Musk’s dream, though, is putting a million people on Mars, and that will require a lot more than just transportation. John Saiz, a former chief technologist at NASA’s Johnson Space Center and now an expert in innovation management with IfM Engage at the University of Cambridge, says, “I applaud what [SpaceX] has been doing over the last number of years, but they’ve had help.” Establishing settlements on Mars “will take a lot more resources than [Musk] has.”
Mealling isn’t so sure. SpaceX is already valued at $100 billion—four times NASA’s annual budget—and investors are falling over themselves to give more, even before the stock goes public. “What we hear a lot is people saying, ‘I like the immediate, near-term payout of Starlink, but also want to take that SpaceX stock and put it into a Roth IRA for my great, great grandchildren,’ because—we heard this several times—‘I want them to own a piece of Mars.’ ” So does Musk. He talks about making humans a “multi-planetary species” and sees the migration to Mars as insurance against possible extinction.

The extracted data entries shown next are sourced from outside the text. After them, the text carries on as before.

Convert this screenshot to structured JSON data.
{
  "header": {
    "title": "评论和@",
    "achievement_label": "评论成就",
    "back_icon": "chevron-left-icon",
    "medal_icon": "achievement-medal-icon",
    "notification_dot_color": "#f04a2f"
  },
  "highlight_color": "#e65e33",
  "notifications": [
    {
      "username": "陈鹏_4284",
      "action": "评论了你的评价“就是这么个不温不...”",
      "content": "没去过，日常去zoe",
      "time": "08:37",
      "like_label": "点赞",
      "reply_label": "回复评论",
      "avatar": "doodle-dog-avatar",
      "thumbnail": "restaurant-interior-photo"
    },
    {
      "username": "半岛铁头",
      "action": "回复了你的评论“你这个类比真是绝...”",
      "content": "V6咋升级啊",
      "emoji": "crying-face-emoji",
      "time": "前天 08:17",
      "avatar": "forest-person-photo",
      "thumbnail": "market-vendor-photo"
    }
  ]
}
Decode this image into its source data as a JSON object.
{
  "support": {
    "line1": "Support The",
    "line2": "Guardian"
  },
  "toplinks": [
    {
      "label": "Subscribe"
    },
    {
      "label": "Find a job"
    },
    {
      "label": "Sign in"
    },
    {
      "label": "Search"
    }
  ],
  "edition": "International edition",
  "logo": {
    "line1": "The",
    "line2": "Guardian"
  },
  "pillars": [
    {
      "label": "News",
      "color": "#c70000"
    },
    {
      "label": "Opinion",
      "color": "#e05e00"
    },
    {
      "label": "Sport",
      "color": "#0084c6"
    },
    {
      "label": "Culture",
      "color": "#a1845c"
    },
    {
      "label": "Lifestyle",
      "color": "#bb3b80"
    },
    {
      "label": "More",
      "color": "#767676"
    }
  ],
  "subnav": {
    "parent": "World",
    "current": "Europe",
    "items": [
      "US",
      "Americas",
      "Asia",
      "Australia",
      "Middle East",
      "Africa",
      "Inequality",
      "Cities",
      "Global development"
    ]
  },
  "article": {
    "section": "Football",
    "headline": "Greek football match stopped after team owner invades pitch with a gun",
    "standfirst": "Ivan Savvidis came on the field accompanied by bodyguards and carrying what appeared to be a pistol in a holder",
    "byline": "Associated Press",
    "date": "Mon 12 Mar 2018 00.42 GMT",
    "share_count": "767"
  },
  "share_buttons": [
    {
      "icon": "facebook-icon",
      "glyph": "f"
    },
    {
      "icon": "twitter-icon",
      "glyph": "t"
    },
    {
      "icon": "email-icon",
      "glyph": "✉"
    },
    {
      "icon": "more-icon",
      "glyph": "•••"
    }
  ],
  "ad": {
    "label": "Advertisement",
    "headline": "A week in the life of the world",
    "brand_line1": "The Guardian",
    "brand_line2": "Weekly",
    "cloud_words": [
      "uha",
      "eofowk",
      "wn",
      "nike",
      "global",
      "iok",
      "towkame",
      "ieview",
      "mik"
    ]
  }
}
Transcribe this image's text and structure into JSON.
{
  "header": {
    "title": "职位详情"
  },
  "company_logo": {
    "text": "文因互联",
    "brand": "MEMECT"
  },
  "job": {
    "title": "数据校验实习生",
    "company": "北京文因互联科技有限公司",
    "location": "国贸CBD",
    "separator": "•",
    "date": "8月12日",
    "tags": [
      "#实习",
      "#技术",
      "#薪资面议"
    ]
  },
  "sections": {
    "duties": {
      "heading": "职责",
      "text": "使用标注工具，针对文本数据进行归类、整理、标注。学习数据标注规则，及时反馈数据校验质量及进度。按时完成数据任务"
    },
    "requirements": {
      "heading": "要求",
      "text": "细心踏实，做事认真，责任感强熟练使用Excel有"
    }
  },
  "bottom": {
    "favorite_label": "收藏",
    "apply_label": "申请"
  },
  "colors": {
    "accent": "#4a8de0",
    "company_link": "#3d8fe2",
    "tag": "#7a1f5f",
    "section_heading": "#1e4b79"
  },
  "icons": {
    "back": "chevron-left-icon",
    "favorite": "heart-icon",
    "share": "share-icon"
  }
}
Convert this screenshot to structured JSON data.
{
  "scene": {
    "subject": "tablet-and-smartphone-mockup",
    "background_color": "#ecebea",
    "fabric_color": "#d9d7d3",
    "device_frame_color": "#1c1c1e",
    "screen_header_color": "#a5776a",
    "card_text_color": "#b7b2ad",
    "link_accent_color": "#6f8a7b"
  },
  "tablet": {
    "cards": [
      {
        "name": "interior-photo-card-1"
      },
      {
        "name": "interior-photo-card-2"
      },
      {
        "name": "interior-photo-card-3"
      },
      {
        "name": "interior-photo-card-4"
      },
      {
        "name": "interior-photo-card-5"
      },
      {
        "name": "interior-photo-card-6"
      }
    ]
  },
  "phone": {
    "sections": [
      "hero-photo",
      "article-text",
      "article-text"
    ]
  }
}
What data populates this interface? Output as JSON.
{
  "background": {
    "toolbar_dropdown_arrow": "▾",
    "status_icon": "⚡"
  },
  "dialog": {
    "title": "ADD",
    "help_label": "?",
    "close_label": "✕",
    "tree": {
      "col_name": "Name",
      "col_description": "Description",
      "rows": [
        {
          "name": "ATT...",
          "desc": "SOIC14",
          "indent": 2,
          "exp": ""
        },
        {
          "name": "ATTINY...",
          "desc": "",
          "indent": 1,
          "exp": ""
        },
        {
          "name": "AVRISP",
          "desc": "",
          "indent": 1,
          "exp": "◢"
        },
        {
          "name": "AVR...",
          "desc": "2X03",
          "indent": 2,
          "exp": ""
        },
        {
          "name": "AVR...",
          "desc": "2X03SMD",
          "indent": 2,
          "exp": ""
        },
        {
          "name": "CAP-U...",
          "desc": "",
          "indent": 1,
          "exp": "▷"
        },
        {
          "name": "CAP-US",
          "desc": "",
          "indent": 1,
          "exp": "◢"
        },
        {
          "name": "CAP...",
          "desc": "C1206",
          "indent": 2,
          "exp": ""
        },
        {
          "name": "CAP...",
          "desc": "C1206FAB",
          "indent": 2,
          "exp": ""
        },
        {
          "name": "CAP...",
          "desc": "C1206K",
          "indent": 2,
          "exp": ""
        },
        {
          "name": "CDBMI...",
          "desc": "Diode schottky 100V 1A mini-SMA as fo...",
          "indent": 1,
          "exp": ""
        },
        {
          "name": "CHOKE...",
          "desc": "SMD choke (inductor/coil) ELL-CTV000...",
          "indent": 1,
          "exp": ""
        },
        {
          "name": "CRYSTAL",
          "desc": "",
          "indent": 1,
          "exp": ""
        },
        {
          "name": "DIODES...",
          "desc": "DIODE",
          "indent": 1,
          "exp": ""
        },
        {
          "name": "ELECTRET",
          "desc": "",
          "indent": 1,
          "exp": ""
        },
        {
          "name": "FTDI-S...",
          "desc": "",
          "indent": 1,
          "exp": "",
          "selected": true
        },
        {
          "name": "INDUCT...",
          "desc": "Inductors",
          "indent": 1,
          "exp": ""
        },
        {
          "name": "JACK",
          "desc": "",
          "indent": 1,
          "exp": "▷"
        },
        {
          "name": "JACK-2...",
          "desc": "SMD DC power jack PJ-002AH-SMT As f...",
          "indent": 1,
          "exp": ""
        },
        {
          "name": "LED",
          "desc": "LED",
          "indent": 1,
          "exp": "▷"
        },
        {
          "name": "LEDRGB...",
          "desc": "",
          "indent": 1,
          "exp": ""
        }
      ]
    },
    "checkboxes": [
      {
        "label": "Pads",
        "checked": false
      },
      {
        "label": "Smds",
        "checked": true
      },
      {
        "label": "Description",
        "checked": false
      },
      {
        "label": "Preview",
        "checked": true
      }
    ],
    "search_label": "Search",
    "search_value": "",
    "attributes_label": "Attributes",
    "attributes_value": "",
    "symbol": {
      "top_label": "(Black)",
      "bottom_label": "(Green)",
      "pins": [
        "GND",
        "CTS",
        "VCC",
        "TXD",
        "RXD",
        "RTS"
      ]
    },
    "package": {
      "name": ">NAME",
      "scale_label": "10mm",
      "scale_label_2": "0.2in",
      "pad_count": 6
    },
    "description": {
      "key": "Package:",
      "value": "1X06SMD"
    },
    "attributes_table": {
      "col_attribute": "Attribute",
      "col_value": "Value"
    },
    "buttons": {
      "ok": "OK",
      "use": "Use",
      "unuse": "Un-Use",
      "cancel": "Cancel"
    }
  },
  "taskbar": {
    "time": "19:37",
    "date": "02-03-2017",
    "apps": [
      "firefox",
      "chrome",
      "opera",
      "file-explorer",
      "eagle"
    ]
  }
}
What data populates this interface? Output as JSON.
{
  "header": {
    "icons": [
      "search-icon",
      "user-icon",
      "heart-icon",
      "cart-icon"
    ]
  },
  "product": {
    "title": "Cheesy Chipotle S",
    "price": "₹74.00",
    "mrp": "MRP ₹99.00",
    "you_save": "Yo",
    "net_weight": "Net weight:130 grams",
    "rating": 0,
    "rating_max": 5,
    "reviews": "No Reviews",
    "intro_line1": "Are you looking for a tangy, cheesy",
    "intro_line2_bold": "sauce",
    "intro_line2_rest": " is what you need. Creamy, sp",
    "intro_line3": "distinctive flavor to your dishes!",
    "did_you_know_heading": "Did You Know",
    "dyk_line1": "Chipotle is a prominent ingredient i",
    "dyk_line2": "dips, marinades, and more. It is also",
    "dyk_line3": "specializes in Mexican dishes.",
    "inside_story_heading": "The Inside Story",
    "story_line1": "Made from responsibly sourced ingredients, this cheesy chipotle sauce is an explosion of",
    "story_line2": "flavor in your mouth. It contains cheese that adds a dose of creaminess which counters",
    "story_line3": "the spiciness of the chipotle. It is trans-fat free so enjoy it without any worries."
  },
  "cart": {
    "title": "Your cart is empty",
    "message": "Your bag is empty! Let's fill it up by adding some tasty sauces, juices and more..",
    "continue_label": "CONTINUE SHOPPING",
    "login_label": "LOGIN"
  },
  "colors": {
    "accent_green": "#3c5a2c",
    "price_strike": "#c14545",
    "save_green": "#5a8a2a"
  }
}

Others see it as escapism, in a time of great social upheaval. Musk will no doubt have plenty of volunteers for his Mars expeditions, but society in general is not as gung-ho. When pollsters ask Americans what NASA’s priorities should be, human journeys to the moon and Mars consistently end up at the bottom of the list, far below improving life on Earth.
You could hardly find someone with more Mars cred than science fiction writer Kim Stanley Robinson. His Mars trilogy, starting with Red Mars written nearly 30 years ago, is still considered the most plausible depiction of future life on the Red Planet. Lately, though, Robinson’s novels have been more concerned with Earth’s precarious future. In a recent interview on the Chapo Trap House podcast, he said, “Mars is irrelevant now. The climate crisis has overwhelmed it.” Only if humanity solves that more pressing problem should it turn to Mars “as a kind of reward.”
Musk could well counter that he’s doing his part to wean society from fossil fuels, with big investments in electric cars and solar power. But his passion, the reason Starship even exists, is Mars.
And if SpaceX doesn’t get us there, who will? NASA is now targeting the late 2030s for landing a couple of people on the Martian surface for 30 days, to drill ice cores—hardly a city. When NASA officials talk about sending people to Mars, they have a dispiriting tendency to focus on how much money they’ll need and which office will do what. They show conceptual “swoosh” charts of missions whose penciled-in launch dates keep slipping to the right. Musk tweets about hardware installed on the Starship today. And that’s the difference. He acts like he wants to go to Mars now, not in some vague future that’s always beyond our reach.